Eh, it's ENWorld, that is what this place is about. The authors, designers, magazine publishers...even EGG hang here.

And they talk with all of us. :)
 

I'd guess that we reject about 75% of the submissions outright for Dungeon, mostly because the adventure or article covered something we already did recently in the magazine or already have planned for the magazine in the near future, because the adventure proposal simply wasn't interesting, or because the proposal was poorly written, with bad grammer and spelling errors and/or hard to read type.

That should probably get a special call out: It doesn't matter HOW awesome your idea is. If your proposal is poorly written, it gets rejected immediately.

As for a backlog... we've got adventures and articles planned for Dungeon roughly through to July of 2006. There's one or two open adventure slots here and there in that schedule, but for the most part if we didn't get any more submissions for the next year and a half, we'd still have enough stuff on hand to keep putting out the magazine. Now, most of these adventures aren't in house yet; and several of them will never come to be (either because the author flakes out and never gets us the manuscript or because when we DO get the manuscript it's unusable for some reason), which is when all the other adventrues we've got on the back burner get bumped up from issues further down the road.

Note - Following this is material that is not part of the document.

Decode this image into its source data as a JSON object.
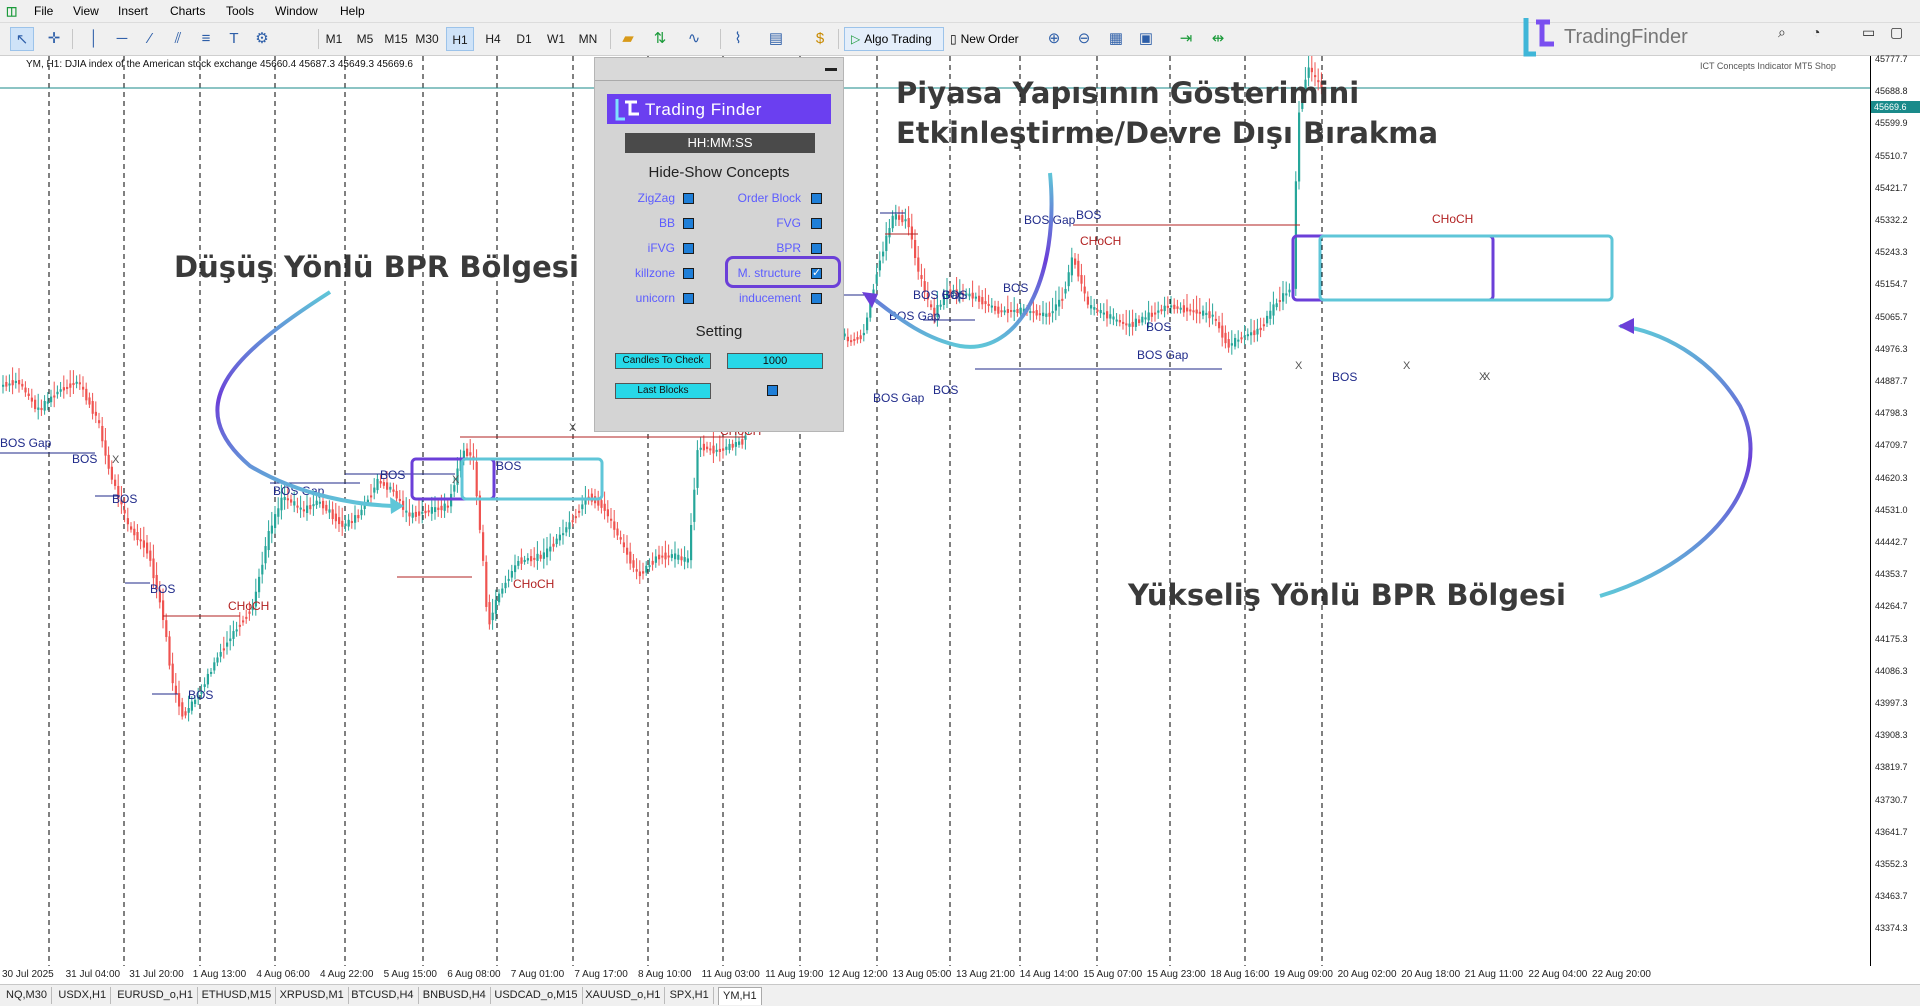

And if you catch our eye with a particularly interesting adventure, or one that might fit well into an issue's theme we've already set in the future, or one that works well with an upcoming WotC release, we'll rearrange the schedule to get that adventure into the magazine earlier than later.

One important bit of advice: If you're a first-time author for the magazine, it's best to start with a shorter adventure proposal (something 3,000 to 5,000 words long). Often, we'll find out that the adventures we have planned are just too long to fit, and we'll bump one to the next issue and fill the gap with a shorter adventure we had scheduled for later publication. Short adventures have a much shorter window of time between submission and final publication. It's not uncommon for it to take a year or longer to see your adventure in print once it's accepted. Of course, during that year-long wait, you should be sending in more adventure proposals to us; once we accept an adventure from a writer and learn that writer's name, it's a LOT easier to catch our attention with new submissions.

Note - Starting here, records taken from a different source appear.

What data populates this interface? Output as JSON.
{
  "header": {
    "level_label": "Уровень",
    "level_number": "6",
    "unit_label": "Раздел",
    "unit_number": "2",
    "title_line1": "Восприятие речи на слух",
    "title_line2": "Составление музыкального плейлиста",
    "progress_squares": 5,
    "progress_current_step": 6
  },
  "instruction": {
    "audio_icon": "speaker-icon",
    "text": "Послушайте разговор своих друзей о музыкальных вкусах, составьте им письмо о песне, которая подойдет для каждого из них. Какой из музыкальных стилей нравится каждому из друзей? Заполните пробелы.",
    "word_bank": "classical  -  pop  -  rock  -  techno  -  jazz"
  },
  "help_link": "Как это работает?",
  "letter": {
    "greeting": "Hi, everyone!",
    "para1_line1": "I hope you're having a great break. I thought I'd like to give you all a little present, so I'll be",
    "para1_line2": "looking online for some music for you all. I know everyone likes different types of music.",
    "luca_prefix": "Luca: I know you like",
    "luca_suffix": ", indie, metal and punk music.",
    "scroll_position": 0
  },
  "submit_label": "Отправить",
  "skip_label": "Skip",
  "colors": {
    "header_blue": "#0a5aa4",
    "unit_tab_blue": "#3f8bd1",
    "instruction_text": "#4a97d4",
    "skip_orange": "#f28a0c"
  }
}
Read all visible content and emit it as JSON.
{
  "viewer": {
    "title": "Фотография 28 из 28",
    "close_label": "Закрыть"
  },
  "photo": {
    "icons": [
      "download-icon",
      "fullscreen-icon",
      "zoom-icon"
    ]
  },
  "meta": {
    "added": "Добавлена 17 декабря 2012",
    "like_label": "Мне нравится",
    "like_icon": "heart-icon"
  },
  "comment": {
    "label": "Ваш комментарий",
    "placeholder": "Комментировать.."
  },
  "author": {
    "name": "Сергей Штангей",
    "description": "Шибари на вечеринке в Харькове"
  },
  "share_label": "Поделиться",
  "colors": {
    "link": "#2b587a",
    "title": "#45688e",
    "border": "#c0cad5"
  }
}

And I like talking to the readers of the magazines. They're among my favorite people! Yay, Dungeon readers!
 


Hi-

I think if you wanna get published, you need to come up with an adventure that uses some of the unique aspects of D&D, how many adventures have we seen with the Night Twist? Psionics? One?
Thats what I think the guys over at Dungeon are looking for, unique adventure's that are memorable, not forgettable.

Question, can we include d20 Call of Cthulhu monsters in our submissions for a D&D adventures? Can we mix Forgotten Realms with CoC for example?